When I get home, I get a better reaction. Eager to narrate the story, I run up the stairs to tell Patience and she gets so worked up, Daniel has to tell her to calm down.

“This is great. This is great,” she keeps saying. “The people are taking control! They’re fighting back.”

“I’ve never seen anything like it,” I continue, enjoying her enthusiasm. “The farmers stood up to the bank, and Mrs. Stone got her land back. Then they chased the oil and gas man off the property. The auctioneer didn’t even bother to sell the household contents, because by then he knew they were beaten. The whole thing must have been fixed by someone. . . .”

Daniel, who reads the paper religiously, enlightens us. “I’ve heard about these sales in the Times. They’re called penny auctions and started in the Midwest. Nationwide, they estimate, a quarter million farms have been foreclosed on, so the farmers are getting organized.”

“But they don’t have a union, do they?” That’s Patience, always a union supporter.

“County agriculture societies seem to be the instigators,” Daniel goes on. “Or sometimes they’re spontaneous. However they happen, the locals bid ridiculously low and some won’t bid at all. If an outsider or a land speculator shows up, things can get rough. There have even been a few deaths, though no one was charged. The banks walk away with a fraction of what’s owed and the farmer gets his land back. This may be the first penny auction in Union County, but it won’t be the last.”

“After it was all over,” I share with a smile, “I saw the old lady wave at Mr. Roote, so I think maybe he was the one who got the other farmers to show up. She was almost gay, and he was standing very tall.”

25

November 25, 1934

Today I have been thinking about my life as a physician, and I’m not proud. I could enumerate my wrongdoings, each omission or co-mission seared on some twisted lobe of my brain, but the list is too long. I’ll just tell you one event that sticks with me. There were so many. . .

Mary Proudfoot comes first to mind, the MacIntoshes’ cook, an African queen. Back in 1930, when we still lived in Liberty, she was carried to my small clinic after her fall down the MacIntoshes’ back stairs.
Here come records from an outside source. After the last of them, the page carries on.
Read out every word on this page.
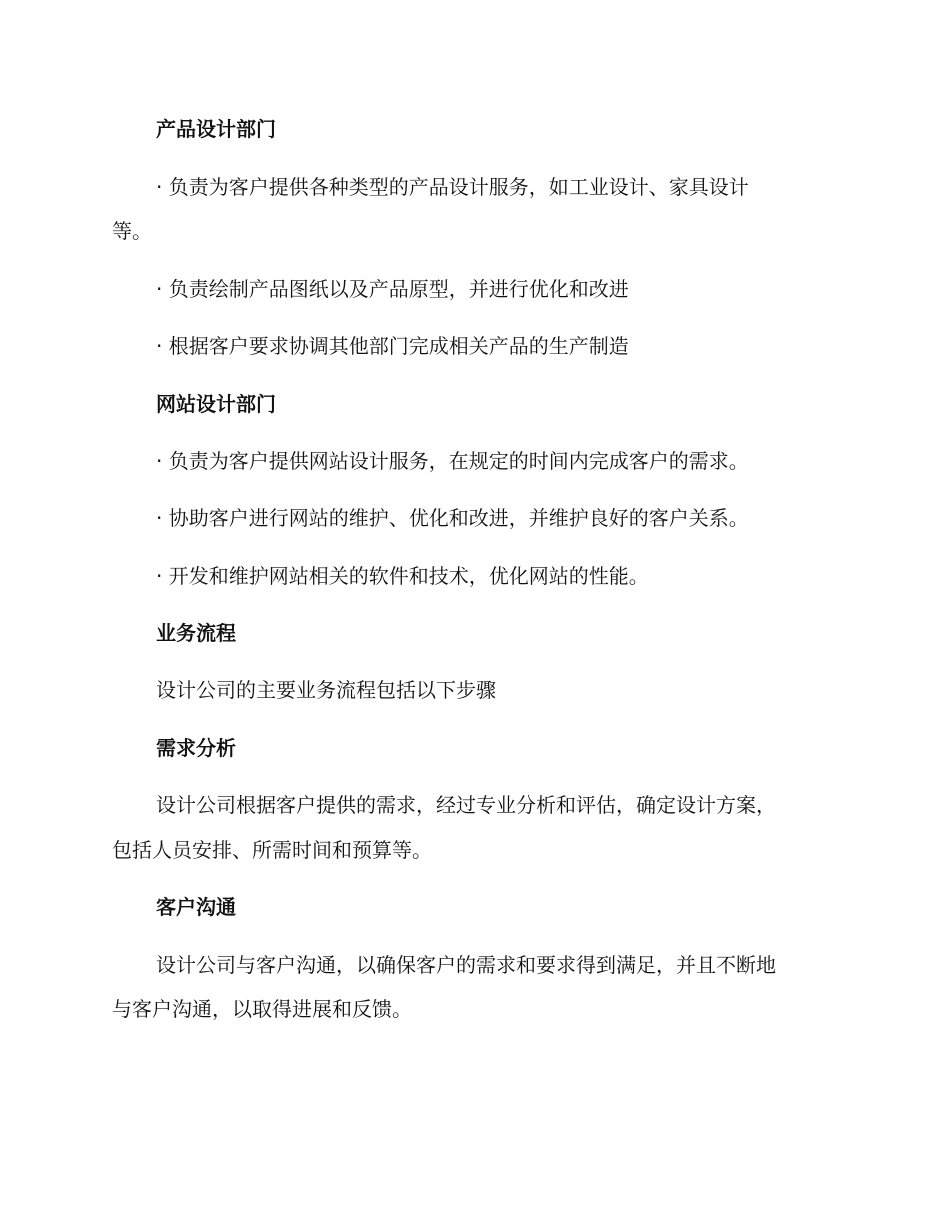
产品设计部门
· 负责为客户提供各种类型的产品设计服务，如工业设计、家具设计
等。
· 负责绘制产品图纸以及产品原型，并进行优化和改进
· 根据客户要求协调其他部门完成相关产品的生产制造
网站设计部门
· 负责为客户提供网站设计服务，在规定的时间内完成客户的需求。
· 协助客户进行网站的维护、优化和改进，并维护良好的客户关系。
· 开发和维护网站相关的软件和技术，优化网站的性能。
业务流程
设计公司的主要业务流程包括以下步骤
需求分析
设计公司根据客户提供的需求，经过专业分析和评估，确定设计方案，
包括人员安排、所需时间和预算等。
客户沟通
设计公司与客户沟通，以确保客户的需求和要求得到满足，并且不断地
与客户沟通，以取得进展和反馈。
I knew something was fishy, but chose to ignore it.

Mrs. Proudfoot, a highly respected colored woman, was as strong as an ox. At six foot tall she was my equal. How does a woman like that just fall down the stairs at one in the morning? And why was she fully dressed at that time of the night?

William MacIntosh, the coal baron, had brought her to me in his Oldsmobile. The man was upset, almost crying, and smelled strongly of booze. This was no surprise. Though it was still Prohibition, anyone could get liquor when he wanted.

The cook was unconscious, her pupils dilated and unequal, and she had bloody spinal fluid coming out of her nose, a sure sign of an intracranial bleed. I should have done an immediate craniotomy, but I called the funeral wagon and sent her to Robinson, the Negro physician across town.